Data from: Linking host traits, interactions with competitors, and disease: mechanistic foundations for disease dilution

1.The size of disease epidemics remains difficult to predict, especially when parasites interact with multiple species. Traits of focal hosts like susceptibility could directly predict epidemic size, while other traits including competitive ability might shape it indirectly in communities with a ‘dilution effect’. 2.In a dilution effect, diluter taxa can reduce disease by regulating (lowering) the density of focal hosts (i.e., through competition), or by reducing encounters between focal hosts and parasites. However, these dilution mechanisms are rarely grounded in focal host traits, and the relative importance of host regulation vs. encounter reduction remains understudied. 3.Here, we map focal host traits to disease—via these dilution mechanisms—in communities with diluters. We measured two traits (competitive ability and susceptibility) for eight genotypes of a focal host (Daphnia), tracked the densities of each genotype in experimental mesocosms (+/- Ceriodaphnia competitor/diluters), and monitored their infections with a virulent fungal parasite (Metschnikowia) over 6-8 host generations. We disentangled the impacts of both traits on the density of infected hosts and partitioned dilution mechanisms using path models. 4.Higher susceptibility directly fueled larger epidemics. Simultaneously, weaker competitive ability indirectly suppressed epidemics by enabling higher densities of diluters. These higher densities of diluters reduced the density of infected hosts indirectly via host regulation. In contrast, encounter reduction was much weaker. 5.Our experiment strengthens the dilution effect paradigm with a predictable, traits-oriented framework. Similar traits—susceptibility, competitive ability, and their covariance—could help predict epidemic severity in a variety of other systems. Partitioning the direct and indirect effects of diluters could also delineate how they impact disease. Such trait-based insights could help broadly predict the size of epidemics in diverse communities.

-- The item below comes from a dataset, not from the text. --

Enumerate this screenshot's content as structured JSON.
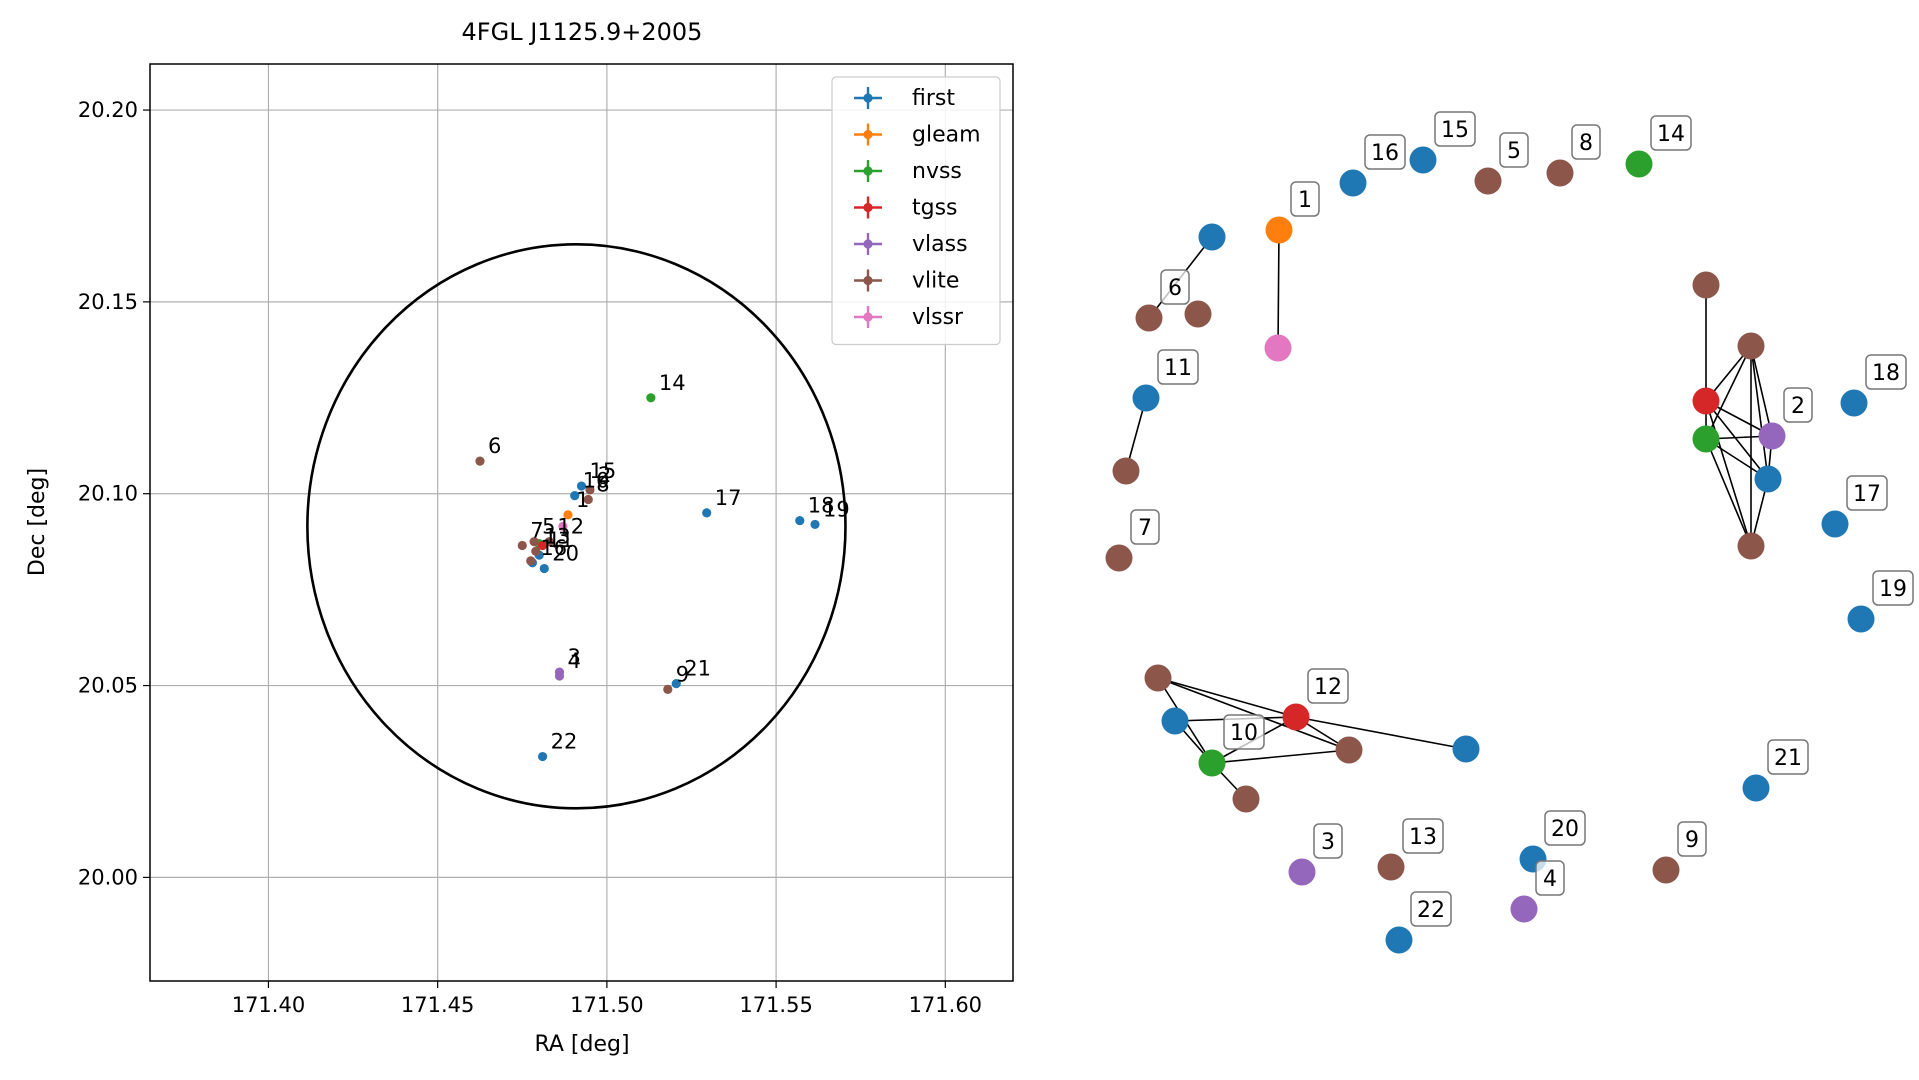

1. 疾病流行规模的预测始终颇具挑战，尤其是当寄生虫与多种宿主物种发生互作时。焦点宿主（focal host）的相关性状（如易感性）可直接用于预测流行规模；而在存在“稀释效应（dilution effect）”的群落中，诸如竞争能力一类的其他性状则可能间接影响流行规模。 2. 在稀释效应中，稀释类群可通过两种途径降低疾病传播：一是通过竞争调控（即降低）焦点宿主的种群密度，二是减少焦点宿主与寄生虫之间的接触机会。然而，现有研究极少将稀释机制与焦点宿主的性状挂钩，且宿主密度调控与接触减少这两种机制的相对重要性仍未得到充分研究。 3. 本研究针对存在稀释类群的群落，通过上述稀释机制，建立了焦点宿主性状与疾病流行之间的关联。我们针对一种焦点宿主——水蚤（Daphnia）的8个基因型，测定了其竞争能力与易感性两项性状；在添加/不添加竞争者/稀释类群角突溞（Ceriodaphnia）的中型实验生态系统（mesocosm）中，追踪了各基因型的种群密度，并在6-8个宿主世代周期内，监测了其感染强毒力真菌寄生虫（Metschnikowia）的情况。我们厘清了两项性状对受感染宿主密度的影响，并通过路径模型（path model）对稀释机制进行了拆分。 4. 更高的易感性会直接推动疫情规模扩大。与此同时，较弱的竞争能力可通过提升稀释类群的种群密度，间接抑制疫情发展。这类更高密度的稀释类群可通过宿主密度调控途径，间接降低受感染宿主的种群密度；相较而言，接触减少机制的作用则微弱得多。 5. 本实验通过一套可预测的性状导向框架，进一步完善了稀释效应范式。类似的性状——易感性、竞争能力及其协方差——可助力预测多种其他生态系统中的疫情严重程度。拆分稀释类群的直接与间接效应，也可明确其对疾病传播的作用机制。这类基于宿主性状的研究结论，有望广泛用于预测不同群落中的疾病流行规模。